Obtuvo trabajo como conserje y portero en el
mercado de verduras, el gran espacio donde se distribuían las raciones de
verduras entre la población del gueto. En los días en los que se repartía la
ración de unos nabos, zanahorias y alguna patata, su trabajo era quedarse en la
puerta y dejar que entrasen los hambrientos habitantes del gueto, unos pocos
cada vez, que estaban en la cola de la calle. Debía aguantar el insoportable
tumulto de la gente que intentaba colarse para no quedarse solamente con los
restos.
No hay palabras que puedan describir mejor el
tormento que soportaba en esa época que la carta que escribió a Rosenberg el 30
de septiembre, donde se quejaba de que hasta entonces había aceptado el trabajo
con estoicismo, aunque los consumidores y el director le habían hecho sufrir. Este
último, escribe Shayevitch, “acostumbrado a tiempos pasados en los que un
conserje se ponía de rodillas ante su amo, no me soporta. Además, alguien ha
delatado mi secreto de ser un escritor yiddish, y el director no necesita más
para despreciarme y convertirme en el objetivo de su risa burlona. Me ha
costado mucho tiempo lograr que adopte una actitud adecuada”. Después se queja
de los consumidores que se aprovechan de su rechazo a maltratar físicamente a
nadie: “Me humillan hasta el punto de hacerme sangre… Basta con pasar por esa
experiencia una sola vez para quedar herido hasta la profundidad del alma”.

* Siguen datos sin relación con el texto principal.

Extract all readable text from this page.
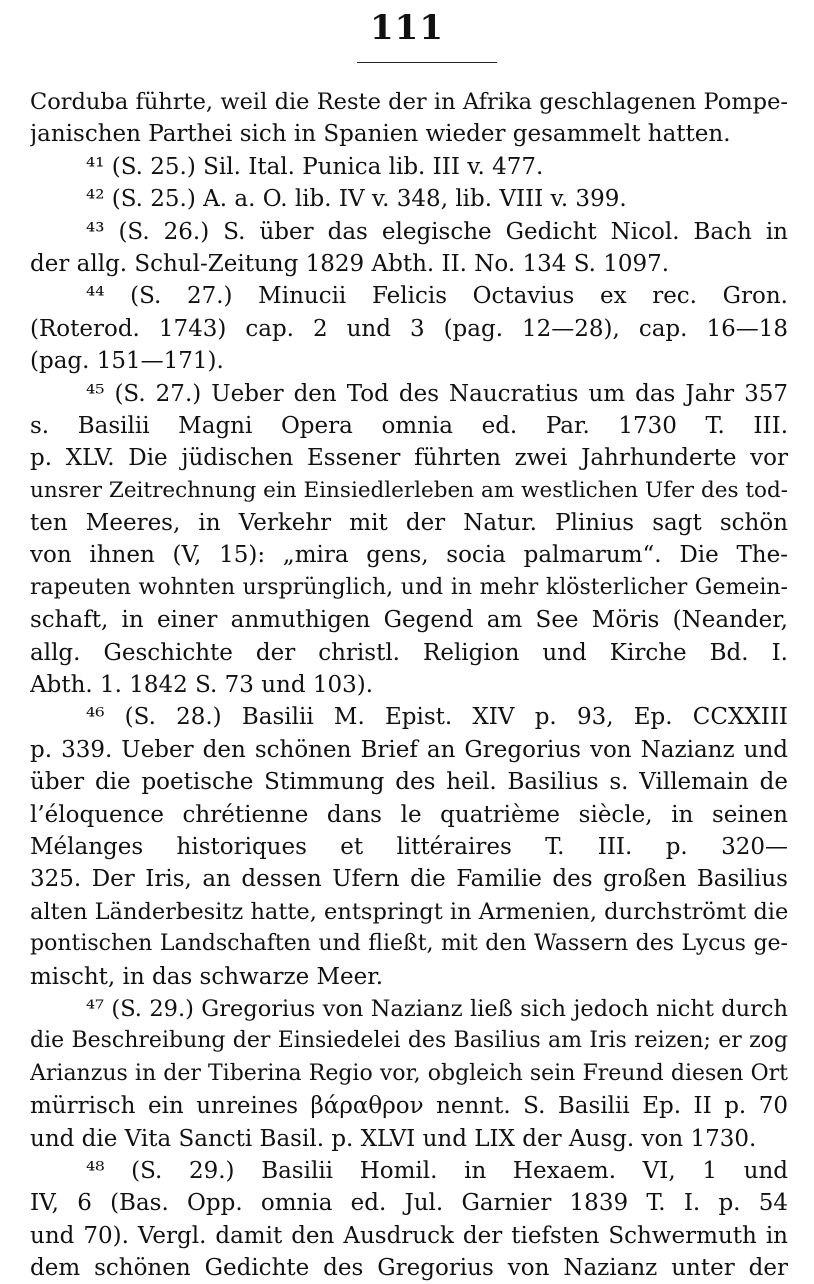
111
Corduba führte, weil die Reste der in Afrika geschlagenen Pompe-
janischen Parthei sich in Spanien wieder gesammelt hatten.
⁴¹ (S. 25.) Sil. Ital. Punica lib. III v. 477.
⁴² (S. 25.) A. a. O. lib. IV v. 348, lib. VIII v. 399.
⁴³ (S. 26.) S. über das elegische Gedicht Nicol. Bach in
der allg. Schul-Zeitung 1829 Abth. II. No. 134 S. 1097.
⁴⁴ (S. 27.) Minucii Felicis Octavius ex rec. Gron.
(Roterod. 1743) cap. 2 und 3 (pag. 12—28), cap. 16—18
(pag. 151—171).
⁴⁵ (S. 27.) Ueber den Tod des Naucratius um das Jahr 357
s. Basilii Magni Opera omnia ed. Par. 1730 T. III.
p. XLV. Die jüdischen Essener führten zwei Jahrhunderte vor
unsrer Zeitrechnung ein Einsiedlerleben am westlichen Ufer des tod-
ten Meeres, in Verkehr mit der Natur. Plinius sagt schön
von ihnen (V, 15): „mira gens, socia palmarum“. Die The-
rapeuten wohnten ursprünglich, und in mehr klösterlicher Gemein-
schaft, in einer anmuthigen Gegend am See Möris (Neander,
allg. Geschichte der christl. Religion und Kirche Bd. I.
Abth. 1. 1842 S. 73 und 103).
⁴⁶ (S. 28.) Basilii M. Epist. XIV p. 93, Ep. CCXXIII
p. 339. Ueber den schönen Brief an Gregorius von Nazianz und
über die poetische Stimmung des heil. Basilius s. Villemain de
l’éloquence chrétienne dans le quatrième siècle, in seinen
Mélanges historiques et littéraires T. III. p. 320—
325. Der Iris, an dessen Ufern die Familie des großen Basilius
alten Länderbesitz hatte, entspringt in Armenien, durchströmt die
pontischen Landschaften und fließt, mit den Wassern des Lycus ge-
mischt, in das schwarze Meer.
⁴⁷ (S. 29.) Gregorius von Nazianz ließ sich jedoch nicht durch
die Beschreibung der Einsiedelei des Basilius am Iris reizen; er zog
Arianzus in der Tiberina Regio vor, obgleich sein Freund diesen Ort
mürrisch ein unreines βάραθρον nennt. S. Basilii Ep. II p. 70
und die Vita Sancti Basil. p. XLVI und LIX der Ausg. von 1730.
⁴⁸ (S. 29.) Basilii Homil. in Hexaem. VI, 1 und
IV, 6 (Bas. Opp. omnia ed. Jul. Garnier 1839 T. I. p. 54
und 70). Vergl. damit den Ausdruck der tiefsten Schwermuth in
dem schönen Gedichte des Gregorius von Nazianz unter der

A continuación confiesa: “Le juro que nunca en
mi vida he sentido tanta amargura. En el mes de Sivan murió mi padre y treinta
días después mi madre. ¡Y cómo me duele en la conciencia no haber podido hacer
nada para salvarlos! Ahora tengo que ver cómo mi mujer y mi hija de cinco años
se marchitan. La niña está enferma a menudo y no tengo ningún medio (para salvarla)”.
También confiesa a Rosenstein: “Estoy
escribiendo un largo poema sobre el gueto. Nuestra compañera, la señora
Ulinover, me animó, dijo que el poema sería un monumento a nuestras
experiencias en el gueto, y otros superlativos parecidos”.
Añade: “Como seguro que sabe, el trabajo en el
mercado dura desde el alba a la noche. La gente que aparece en mi poema
revolotea a menudo en el centro de mi mente con sus súplicas; los más
arrogantes con amargura y amenazas, mientras que quienes son más permisivos
azotan mi corazón con amargos reproches: ‘¿Por qué nos dejaste? ¿Por qué no
dices: Hágase la luz en nuestro caos contemporáneo? ¿Nos has convertido en
pequeños demonios?’. Uno de ellos, medio monstruo y medio payaso, se burla de mí: ‘¡Que Dios lo
prohíba! ¡Quizás no vivas para terminar tu trabajo!’”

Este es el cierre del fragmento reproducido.